Virginia Enacts Religious Freedom Law
by Paul Rasor, Center Director
In 2007, the Virginia General Assembly enacted a law intended to strengthen religious freedom in Virginia. The law, H 3082, provides (with some exceptions) that no branch of state or local government may “substantially burden a person’s free exercise of religion” unless the burden is “essential to further a compelling governmental interest” and is “the least restrictive means” of furthering that interest. This means that the government must have a very strong reason for adopting a law or policy that interferes with religious free exercise.
But why is this law needed at all? Isn’t free exercise of religion adequately protected by the First Amendment to the U.S. Constitution? The short answer is “No.”
Until 1990, when someone claimed that the government—state or federal—improperly interfered with her First Amendment free exercise rights, the U.S. Supreme Court applied the so-called “strict scrutiny” test to evaluate the claim. This is the most demanding of the tests used in litigation involving fundamental constitutional rights, and it is basically the same as the standard adopted in the new Virginia law: the government must show a “compelling interest” and the law must be “narrowly tailored” or be “the least restrictive means” available to achieve that interest.
Despite this rigorous standard, during the past half-century the Supreme Court has upheld religious free exercise claims in only two instances. In a series of cases going back to 1963, the Court ruled that individuals who left their jobs for religious reasons could not be denied unemployment compensation. And in a 1972 case, the Court ruled that the Amish could claim a free exercise exemption from compulsory school attendance laws for children over age fourteen. In legal terms, the governmental interest was not compelling enough in these cases to justify the burden placed on religious practice by enforcing the laws.
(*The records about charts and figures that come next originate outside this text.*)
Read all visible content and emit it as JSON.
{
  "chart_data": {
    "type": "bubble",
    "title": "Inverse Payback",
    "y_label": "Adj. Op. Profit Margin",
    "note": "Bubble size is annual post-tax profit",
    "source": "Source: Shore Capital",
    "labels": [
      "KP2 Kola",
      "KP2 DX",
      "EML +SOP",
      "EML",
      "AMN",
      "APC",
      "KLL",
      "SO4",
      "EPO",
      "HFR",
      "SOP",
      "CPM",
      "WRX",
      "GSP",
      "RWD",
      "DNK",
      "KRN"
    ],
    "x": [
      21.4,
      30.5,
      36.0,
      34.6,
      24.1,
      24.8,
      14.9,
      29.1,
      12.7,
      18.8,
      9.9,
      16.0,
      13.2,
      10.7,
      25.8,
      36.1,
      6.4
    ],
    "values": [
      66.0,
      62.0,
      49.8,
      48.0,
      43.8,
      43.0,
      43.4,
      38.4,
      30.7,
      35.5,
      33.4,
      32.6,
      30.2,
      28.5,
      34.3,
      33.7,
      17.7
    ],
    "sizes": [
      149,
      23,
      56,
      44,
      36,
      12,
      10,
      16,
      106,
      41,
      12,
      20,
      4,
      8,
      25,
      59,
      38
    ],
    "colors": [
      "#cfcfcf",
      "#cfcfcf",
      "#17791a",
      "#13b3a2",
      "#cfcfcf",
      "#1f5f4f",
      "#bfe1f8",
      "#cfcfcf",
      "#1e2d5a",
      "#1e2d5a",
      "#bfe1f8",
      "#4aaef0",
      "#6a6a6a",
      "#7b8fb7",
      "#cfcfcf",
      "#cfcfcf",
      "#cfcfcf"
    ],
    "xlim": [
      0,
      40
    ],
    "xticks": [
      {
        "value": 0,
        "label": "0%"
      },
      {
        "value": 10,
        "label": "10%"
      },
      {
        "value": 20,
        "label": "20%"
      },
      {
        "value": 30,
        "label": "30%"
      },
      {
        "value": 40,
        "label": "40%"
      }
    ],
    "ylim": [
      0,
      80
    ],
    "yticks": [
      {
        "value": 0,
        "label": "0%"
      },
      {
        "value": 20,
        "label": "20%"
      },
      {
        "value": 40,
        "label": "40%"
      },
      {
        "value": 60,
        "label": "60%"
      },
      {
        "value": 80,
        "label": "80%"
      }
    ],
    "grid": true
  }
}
However, in every other context in which someone sought an exemption from state or federal law on religious grounds—Sunday closing laws, tax laws, labor laws, military dress requirements, prison regulations—the Court refused. Still, the principle is important. The “strict scrutiny” test forces the government to think about the impact its laws might have on religious practices, and it holds the government to a very high standard when it takes action that interferes with this basic right.
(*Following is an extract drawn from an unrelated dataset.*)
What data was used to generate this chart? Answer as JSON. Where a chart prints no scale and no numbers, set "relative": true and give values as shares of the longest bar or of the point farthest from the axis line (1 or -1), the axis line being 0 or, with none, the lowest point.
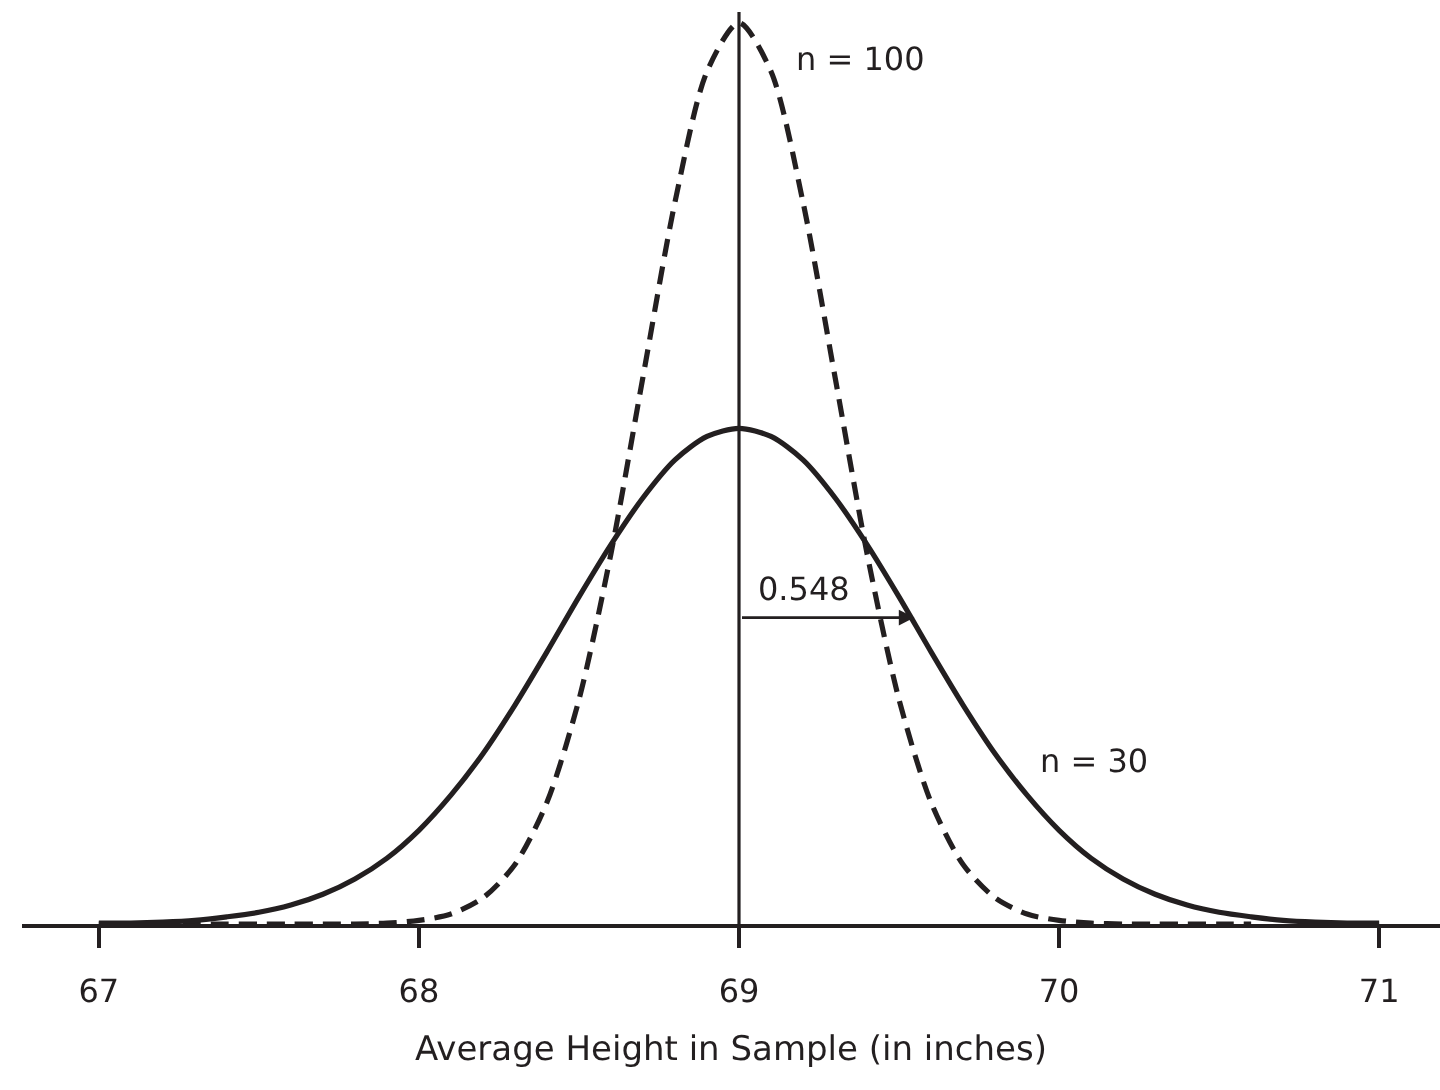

This approach to free exercise law changed dramatically in 1990. In the case of Employment Division v. Smith, the Supreme Court abandoned the strict scrutiny test and held that “the right of free exercise does not relieve an individual of the obligation to comply with a valid and neutral law of general applicability.” This means that as long as the government does not target a particular religion, a law or policy cannot be challenged on free exercise grounds no matter how big a burden it imposes on one’s religious practices. In other words, the Court rejected the very possibility that the First Amendment might require a religious exemption in appropriate cases. Free exercise claims must now be framed in terms of some other constitutional right, such as freedom of speech or equal protection of the laws.
In 1993, Congress responded by enacting the Religious Freedom Restoration Act. The RFRA revived the strict scrutiny test for free exercise cases, and was clearly intended to overrule the Smith decision. However, in 1997, the Supreme Court ruled that Congress exceeded its authority when it enacted the RFRA, and that the RFRA therefore could not constitutionally be applied to state laws. It did continue to apply to federal laws, however, and in 2006 the Supreme Court applied the RFRA to permit a religious exemption from federal drug laws.
This meant that federal laws and policies that substantially burdened religious practice had to satisfy the strict scrutiny/compelling interest standard, because this was the test required by the RFRA. State laws, however, did not have to satisfy this high standard, because the RFRA did not apply to them. And since most claims alleging an infringement of free exercise rights have involved state law, this left a gaping hole in the protection of religious freedom.
How might states fill this gap? There are two possibilities. First, state courts are free to interpret their own state constitutions differently than the Supreme Court interprets the U.S. Constitution. All state constitutions contain clauses protecting religious free exercise, and several state supreme courts have ruled that these clauses require use of the strict scrutiny test. Second, states may enact their own religious freedom protection laws, or mini-RFRAs, as these are known, and impose the higher standard by statute. This is the path Virginia and about a dozen other states have chosen.
Several issues remain unresolved. First, if the Supreme Court of Virginia follows the pre-1990 pattern of the U.S. Supreme Court, religious free exercise claims may rarely be upheld despite the stricter test. Only time will tell. Second, might this law allow employers or landlords, for example, to discriminate against women or minorities on religious grounds? My own answer is No; surely enforcing anti-discrimination and other civil rights laws is a compelling interest sufficient to override any claimed “right” to discriminate in such cases. But the law would have been clearer if this had been stated directly.
Finally, how do those of us concerned with religious freedom respond to the charge that a constitutionally protected religious exemption from the law would create chaos? Should we be allowed, on religious grounds, to ignore laws we don’t like? Is this what we mean by religious freedom? These are issues worth thinking about.